Here you could treat \(Z\) as the binary class label. Given a sample drawn from this generative model, we classify it by computing the posterior (Bayes Theorem),

\[\begin{align}\label{eq:classification} \mathbb{P}(Z \vert X) = \frac{\mathbb{P}(X \vert Z) \mathbb{P}(Z)}{\mathbb{P}(X)} \end{align}\]

Therefore, the density ratio is computed as,

\[\begin{align}\label{eq:density_ratio_trick} r(X) = \frac{p(X)}{q(X)} = \frac{\mathbb{P}(X \vert Z = 0)}{\mathbb{P}(X \vert Z = 1)} = \frac{\mathbb{P}(Z = 0 \vert X)}{\mathbb{P}(Z = 1 \vert X)} = \frac{\mathbb{P}(Z = 0 \vert X)}{1 - \mathbb{P}(Z = 0 \vert X)}. \end{align}\]

All this trick implies that in order to compute the ratio, we only need to (1) sample data from the generative model (only require sampling from \(p(X)\) and \(q(X)\), not require knowing the exact forms of densities) (2) construct a classifier which outputs \(\mathbb{P}(Z = 0 \vert X)\). Therefore, we transform the original ratio-computing problem into an equivalent classification problem.

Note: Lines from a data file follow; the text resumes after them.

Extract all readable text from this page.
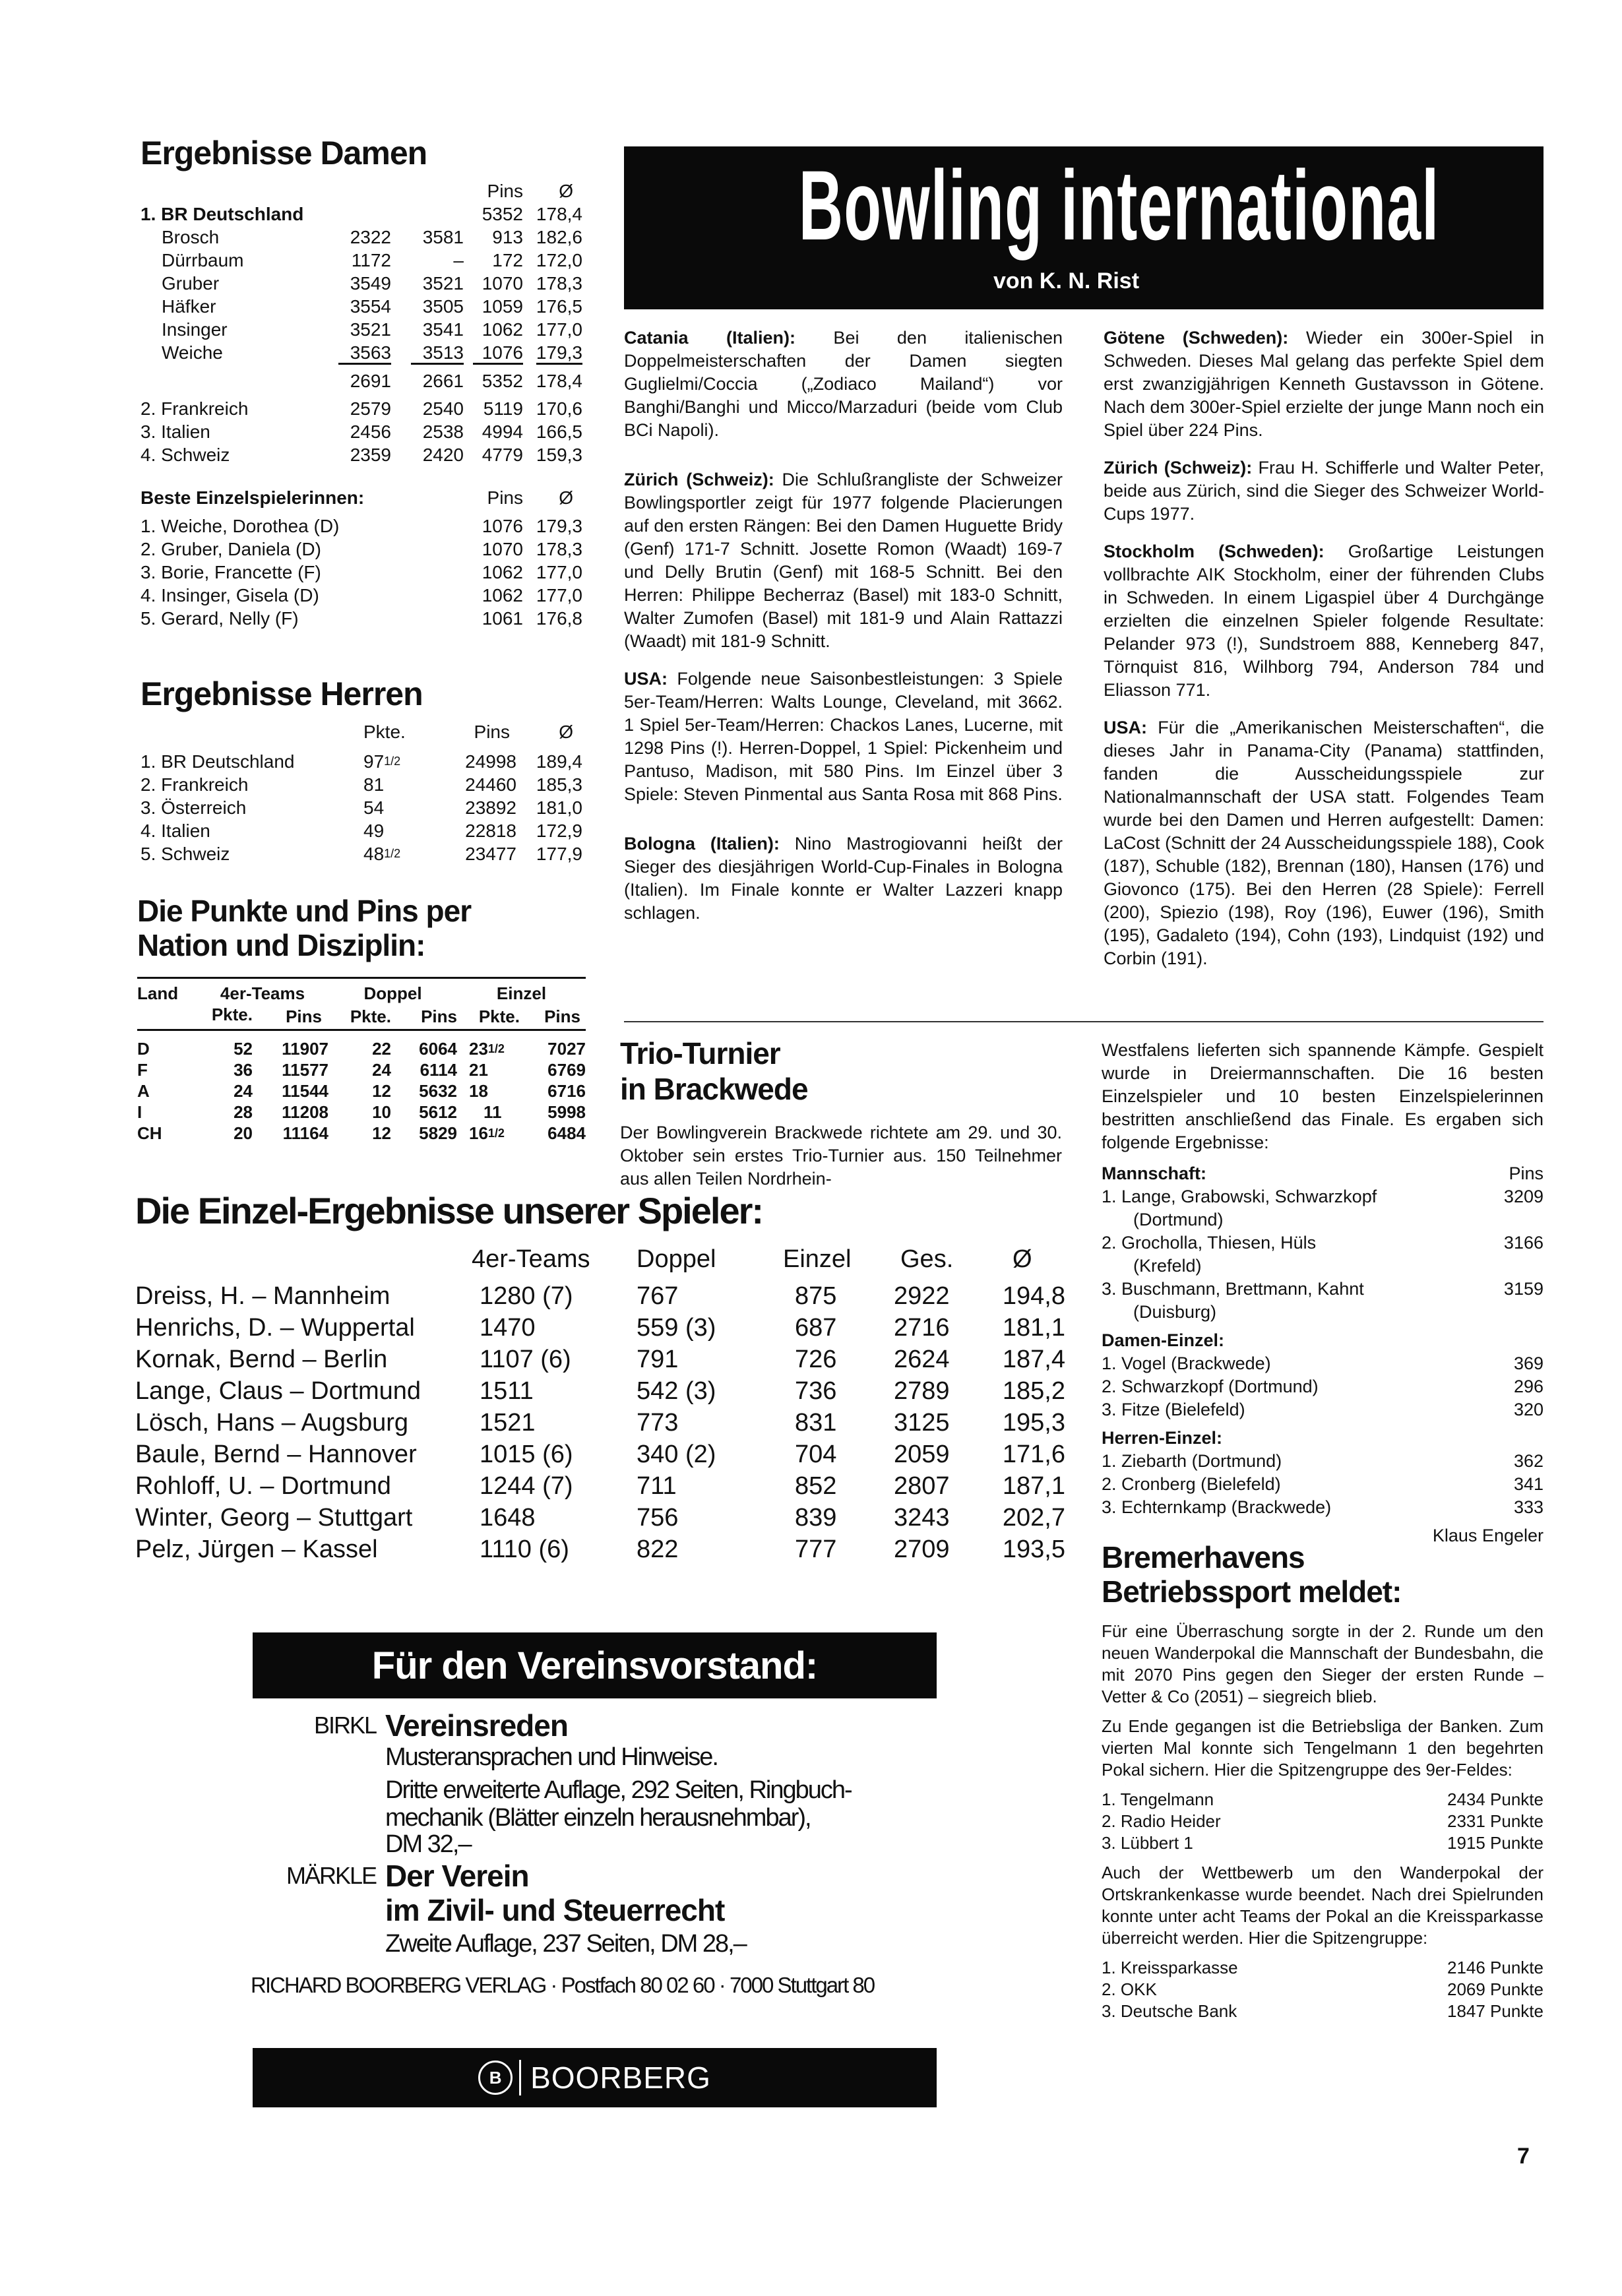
Ergebnisse Damen
			Pins	Ø
1. BR Deutschland			5352	178,4
Brosch	2322	3581	913	182,6
Dürrbaum	1172	–	172	172,0
Gruber	3549	3521	1070	178,3
Häfker	3554	3505	1059	176,5
Insinger	3521	3541	1062	177,0
Weiche	3563	3513	1076	179,3
	2691	2661	5352	178,4
2. Frankreich	2579	2540	5119	170,6
3. Italien	2456	2538	4994	166,5
4. Schweiz	2359	2420	4779	159,3
Beste Einzelspielerinnen:	Pins	Ø

1. Weiche, Dorothea (D)	1076	179,3
2. Gruber, Daniela (D)	1070	178,3
3. Borie, Francette (F)	1062	177,0
4. Insinger, Gisela (D)	1062	177,0
5. Gerard, Nelly (F)	1061	176,8
Ergebnisse Herren
	Pkte.	Pins	Ø

1. BR Deutschland	$97^{1/2}$	24998	189,4
2. Frankreich	81	24460	185,3
3. Österreich	54	23892	181,0
4. Italien	49	22818	172,9
5. Schweiz	$48^{1/2}$	23477	177,9
Die Punkte und Pins per
Nation und Disziplin:
Land	4er-Teams		Doppel		Einzel	
	Pkte.	Pins	Pkte.	Pins	Pkte.	Pins

D	52	11907	22	6064	$23^{1/2}$	7027
F	36	11577	24	6114	21	6769
A	24	11544	12	5632	18	6716
I	28	11208	10	5612	11	5998
CH	20	11164	12	5829	$16^{1/2}$	6484
Bowling international
von K. N. Rist

Catania (Italien): Bei den italienischen Doppelmeisterschaften der Damen siegten Guglielmi/Coccia („Zodiaco Mailand“) vor Banghi/Banghi und Micco/Marzaduri (beide vom Club BCi Napoli).

Zürich (Schweiz): Die Schlußrangliste der Schweizer Bowlingsportler zeigt für 1977 folgende Placierungen auf den ersten Rängen: Bei den Damen Huguette Bridy (Genf) 171-7 Schnitt. Josette Romon (Waadt) 169-7 und Delly Brutin (Genf) mit 168-5 Schnitt. Bei den Herren: Philippe Becherraz (Basel) mit 183-0 Schnitt, Walter Zumofen (Basel) mit 181-9 und Alain Rattazzi (Waadt) mit 181-9 Schnitt.

USA: Folgende neue Saisonbestleistungen: 3 Spiele 5er-Team/Herren: Walts Lounge, Cleveland, mit 3662. 1 Spiel 5er-Team/Herren: Chackos Lanes, Lucerne, mit 1298 Pins (!). Herren-Doppel, 1 Spiel: Pickenheim und Pantuso, Madison, mit 580 Pins. Im Einzel über 3 Spiele: Steven Pinmental aus Santa Rosa mit 868 Pins.

Bologna (Italien): Nino Mastrogiovanni heißt der Sieger des diesjährigen World-Cup-Finales in Bologna (Italien). Im Finale konnte er Walter Lazzeri knapp schlagen.

Götene (Schweden): Wieder ein 300er-Spiel in Schweden. Dieses Mal gelang das perfekte Spiel dem erst zwanzigjährigen Kenneth Gustavsson in Götene. Nach dem 300er-Spiel erzielte der junge Mann noch ein Spiel über 224 Pins.

Zürich (Schweiz): Frau H. Schifferle und Walter Peter, beide aus Zürich, sind die Sieger des Schweizer World-Cups 1977.

Stockholm (Schweden): Großartige Leistungen vollbrachte AIK Stockholm, einer der führenden Clubs in Schweden. In einem Ligaspiel über 4 Durchgänge erzielten die einzelnen Spieler folgende Resultate: Pelander 973 (!), Sundstroem 888, Kenneberg 847, Törnquist 816, Wilhborg 794, Anderson 784 und Eliasson 771.

USA: Für die „Amerikanischen Meisterschaften“, die dieses Jahr in Panama-City (Panama) stattfinden, fanden die Ausscheidungsspiele zur Nationalmannschaft der USA statt. Folgendes Team wurde bei den Damen und Herren aufgestellt: Damen: LaCost (Schnitt der 24 Ausscheidungsspiele 188), Cook (187), Schuble (182), Brennan (180), Hansen (176) und Giovonco (175). Bei den Herren (28 Spiele): Ferrell (200), Spiezio (198), Roy (196), Euwer (196), Smith (195), Gadaleto (194), Cohn (193), Lindquist (192) und Corbin (191).

Trio-Turnier
in Brackwede
Der Bowlingverein Brackwede richtete am 29. und 30. Oktober sein erstes Trio-Turnier aus. 150 Teilnehmer aus allen Teilen Nordrhein-
Westfalens lieferten sich spannende Kämpfe. Gespielt wurde in Dreiermannschaften. Die 16 besten Einzelspieler und 10 besten Einzelspielerinnen bestritten anschließend das Finale. Es ergaben sich folgende Ergebnisse:
Mannschaft:	Pins
1. Lange, Grabowski, Schwarzkopf	3209
(Dortmund)
2. Grocholla, Thiesen, Hüls	3166
(Krefeld)
3. Buschmann, Brettmann, Kahnt	3159
(Duisburg)
Damen-Einzel:
1. Vogel (Brackwede)	369
2. Schwarzkopf (Dortmund)	296
3. Fitze (Bielefeld)	320
Herren-Einzel:
1. Ziebarth (Dortmund)	362
2. Cronberg (Bielefeld)	341
3. Echternkamp (Brackwede)	333
Klaus Engeler
Die Einzel-Ergebnisse unserer Spieler:
	4er-Teams	Doppel	Einzel	Ges.	Ø

Dreiss, H. – Mannheim	1280 (7)	767	875	2922	194,8
Henrichs, D. – Wuppertal	1470	559 (3)	687	2716	181,1
Kornak, Bernd – Berlin	1107 (6)	791	726	2624	187,4
Lange, Claus – Dortmund	1511	542 (3)	736	2789	185,2
Lösch, Hans – Augsburg	1521	773	831	3125	195,3
Baule, Bernd – Hannover	1015 (6)	340 (2)	704	2059	171,6
Rohloff, U. – Dortmund	1244 (7)	711	852	2807	187,1
Winter, Georg – Stuttgart	1648	756	839	3243	202,7
Pelz, Jürgen – Kassel	1110 (6)	822	777	2709	193,5
Für den Vereinsvorstand:
BIRKL Vereinsreden
Musteransprachen und Hinweise.
Dritte erweiterte Auflage, 292 Seiten, Ringbuch-
mechanik (Blätter einzeln herausnehmbar),
DM 32,–
MÄRKLE Der Verein
im Zivil- und Steuerrecht
Zweite Auflage, 237 Seiten, DM 28,–
RICHARD BOORBERG VERLAG · Postfach 80 02 60 · 7000 Stuttgart 80
B BOORBERG
Bremerhavens
Betriebssport meldet:

Für eine Überraschung sorgte in der 2. Runde um den neuen Wanderpokal die Mannschaft der Bundesbahn, die mit 2070 Pins gegen den Sieger der ersten Runde – Vetter & Co (2051) – siegreich blieb.

Zu Ende gegangen ist die Betriebsliga der Banken. Zum vierten Mal konnte sich Tengelmann 1 den begehrten Pokal sichern. Hier die Spitzengruppe des 9er-Feldes:

1. Tengelmann	2434 Punkte
2. Radio Heider	2331 Punkte
3. Lübbert 1	1915 Punkte

Auch der Wettbewerb um den Wanderpokal der Ortskrankenkasse wurde beendet. Nach drei Spielrunden konnte unter acht Teams der Pokal an die Kreissparkasse überreicht werden. Hier die Spitzengruppe:

1. Kreissparkasse	2146 Punkte
2. OKK	2069 Punkte
3. Deutsche Bank	1847 Punkte
7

However, there is a catch. We have the freedom of using an arbitrary classifier to approximate the true posterior. But the optimal one requires knowing the density. Fortunately, in practice, people can learn a classifier with some surrogate loss like max-margin so that the estimation of ratio is good. How to quantify the estimation error for this type of estimator is an interesting topic.